Opinion
February 29, 1988
Appeal from the Supreme Court, Queens County (Posner, J.).
Ordered that the judgment is reversed, on the law and the facts, the plea is vacated, that branch of the defendant's motion which was to suppress identification testimony is granted to the extent that the pretrial identification of the defendant is suppressed, and the case is remitted to the Supreme Court, Queens County, for further proceedings.
The hearing court erred in refusing to suppress testimony regarding the showup identification procedure which occurred at the station house, as the People failed to establish that such a procedure was warranted by exigent circumstances (see, People v Riley, 70 N.Y.2d 523). While the fact that a hostile crowd was gathering at the scene of the crime may have justified the transportation of the defendant to the precinct, this circumstance does not explain why, once the defendant was at the precinct, it would have been unduly burdensome to conduct a reasonably reliable lineup identification. Furthermore, although there may have been several nonuniformed people in the room with the defendant at the time he was identified, the People failed to adduce sufficient evidence regarding the circumstances surrounding the viewing to meet their initial burden of going forward to establish the reasonableness of the police conduct and the lack of suggestiveness of the pretrial identification procedure (see, People v James, 111 A.D.2d 254, affd 67 N.Y.2d 662). Although we agree with the hearing court's determination that an independent basis existed for the complainant's in-court identification, reversal is still required, because on this record we are unable to determine what effect, if any, the erroneous refusal to suppress the defendant's pretrial identification may have had on the defendant's decision to plead guilty (see, People v Coles, 62 N.Y.2d 908; People v Riddick, 110 A.D.2d 787).

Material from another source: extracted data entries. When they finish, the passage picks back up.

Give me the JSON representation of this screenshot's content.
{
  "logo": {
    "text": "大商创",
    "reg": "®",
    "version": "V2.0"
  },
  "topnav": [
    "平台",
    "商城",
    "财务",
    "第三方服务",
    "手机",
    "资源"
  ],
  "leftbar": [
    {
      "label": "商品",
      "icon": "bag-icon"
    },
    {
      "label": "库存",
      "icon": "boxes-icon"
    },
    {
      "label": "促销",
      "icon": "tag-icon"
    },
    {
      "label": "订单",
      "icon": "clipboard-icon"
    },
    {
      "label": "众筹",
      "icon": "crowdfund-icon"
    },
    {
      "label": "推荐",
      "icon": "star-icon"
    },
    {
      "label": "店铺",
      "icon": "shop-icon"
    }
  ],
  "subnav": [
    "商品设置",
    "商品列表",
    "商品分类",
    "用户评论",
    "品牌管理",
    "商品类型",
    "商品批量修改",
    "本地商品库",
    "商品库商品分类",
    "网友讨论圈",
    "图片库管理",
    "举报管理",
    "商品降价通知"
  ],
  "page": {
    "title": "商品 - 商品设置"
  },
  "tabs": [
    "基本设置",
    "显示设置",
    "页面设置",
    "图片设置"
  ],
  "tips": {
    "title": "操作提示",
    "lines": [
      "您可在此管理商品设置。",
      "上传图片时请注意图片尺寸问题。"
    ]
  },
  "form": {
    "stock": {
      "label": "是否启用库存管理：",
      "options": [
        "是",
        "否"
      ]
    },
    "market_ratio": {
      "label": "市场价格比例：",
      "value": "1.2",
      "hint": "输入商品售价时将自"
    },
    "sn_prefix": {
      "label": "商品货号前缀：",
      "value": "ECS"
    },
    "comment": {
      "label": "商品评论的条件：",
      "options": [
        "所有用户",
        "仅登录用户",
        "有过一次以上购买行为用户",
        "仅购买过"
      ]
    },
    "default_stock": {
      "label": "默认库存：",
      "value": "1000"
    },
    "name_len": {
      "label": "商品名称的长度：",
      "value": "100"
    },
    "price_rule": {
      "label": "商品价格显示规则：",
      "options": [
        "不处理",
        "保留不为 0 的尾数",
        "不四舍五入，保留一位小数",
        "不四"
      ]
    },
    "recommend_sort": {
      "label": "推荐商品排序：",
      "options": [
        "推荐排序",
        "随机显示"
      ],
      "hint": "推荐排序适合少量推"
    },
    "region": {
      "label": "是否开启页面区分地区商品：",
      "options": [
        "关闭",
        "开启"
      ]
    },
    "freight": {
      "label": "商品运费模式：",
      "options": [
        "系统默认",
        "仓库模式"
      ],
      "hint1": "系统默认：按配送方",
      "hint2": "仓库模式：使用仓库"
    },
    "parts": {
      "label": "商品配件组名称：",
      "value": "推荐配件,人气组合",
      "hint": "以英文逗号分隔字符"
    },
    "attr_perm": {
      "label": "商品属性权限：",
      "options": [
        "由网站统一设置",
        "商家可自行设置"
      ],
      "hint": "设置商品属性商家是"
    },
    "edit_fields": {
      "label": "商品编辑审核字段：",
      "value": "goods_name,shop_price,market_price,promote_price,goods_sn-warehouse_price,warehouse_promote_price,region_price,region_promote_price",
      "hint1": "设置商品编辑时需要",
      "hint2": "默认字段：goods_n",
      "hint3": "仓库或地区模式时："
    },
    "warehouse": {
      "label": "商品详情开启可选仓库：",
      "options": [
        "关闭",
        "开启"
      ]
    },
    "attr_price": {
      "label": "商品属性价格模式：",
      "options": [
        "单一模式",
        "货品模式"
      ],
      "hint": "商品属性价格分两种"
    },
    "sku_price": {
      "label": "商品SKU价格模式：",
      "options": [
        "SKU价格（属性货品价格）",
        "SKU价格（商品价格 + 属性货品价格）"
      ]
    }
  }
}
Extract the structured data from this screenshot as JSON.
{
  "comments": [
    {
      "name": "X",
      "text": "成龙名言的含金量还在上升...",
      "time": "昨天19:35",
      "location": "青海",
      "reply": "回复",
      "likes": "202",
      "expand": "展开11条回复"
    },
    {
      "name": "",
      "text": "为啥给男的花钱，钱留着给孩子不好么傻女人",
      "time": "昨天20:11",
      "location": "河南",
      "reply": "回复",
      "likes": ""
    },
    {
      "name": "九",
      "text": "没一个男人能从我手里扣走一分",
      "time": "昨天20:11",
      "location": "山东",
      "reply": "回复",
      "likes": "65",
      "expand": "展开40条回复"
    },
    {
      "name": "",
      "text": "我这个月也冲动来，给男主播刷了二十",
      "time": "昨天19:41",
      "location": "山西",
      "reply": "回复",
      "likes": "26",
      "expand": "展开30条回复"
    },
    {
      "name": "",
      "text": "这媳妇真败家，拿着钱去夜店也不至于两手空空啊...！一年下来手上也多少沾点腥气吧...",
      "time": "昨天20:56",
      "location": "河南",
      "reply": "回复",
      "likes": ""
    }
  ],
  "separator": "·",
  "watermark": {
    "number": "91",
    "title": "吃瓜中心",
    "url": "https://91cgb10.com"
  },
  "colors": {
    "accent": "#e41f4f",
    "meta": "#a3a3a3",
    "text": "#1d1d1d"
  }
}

We note, however, that the defendant's contention that dismissal of the indictment is required because he was denied his constitutional right to a speedy trial is without merit (see, People v Taranovich, 37 N.Y.2d 442; People v Manley, 63 A.D.2d 988).
In light of the foregoing, we need not address the defendant's contention that the sentence imposed was excessive. Mollen, P.J., Kunzeman, Rubin and Balletta, JJ., concur.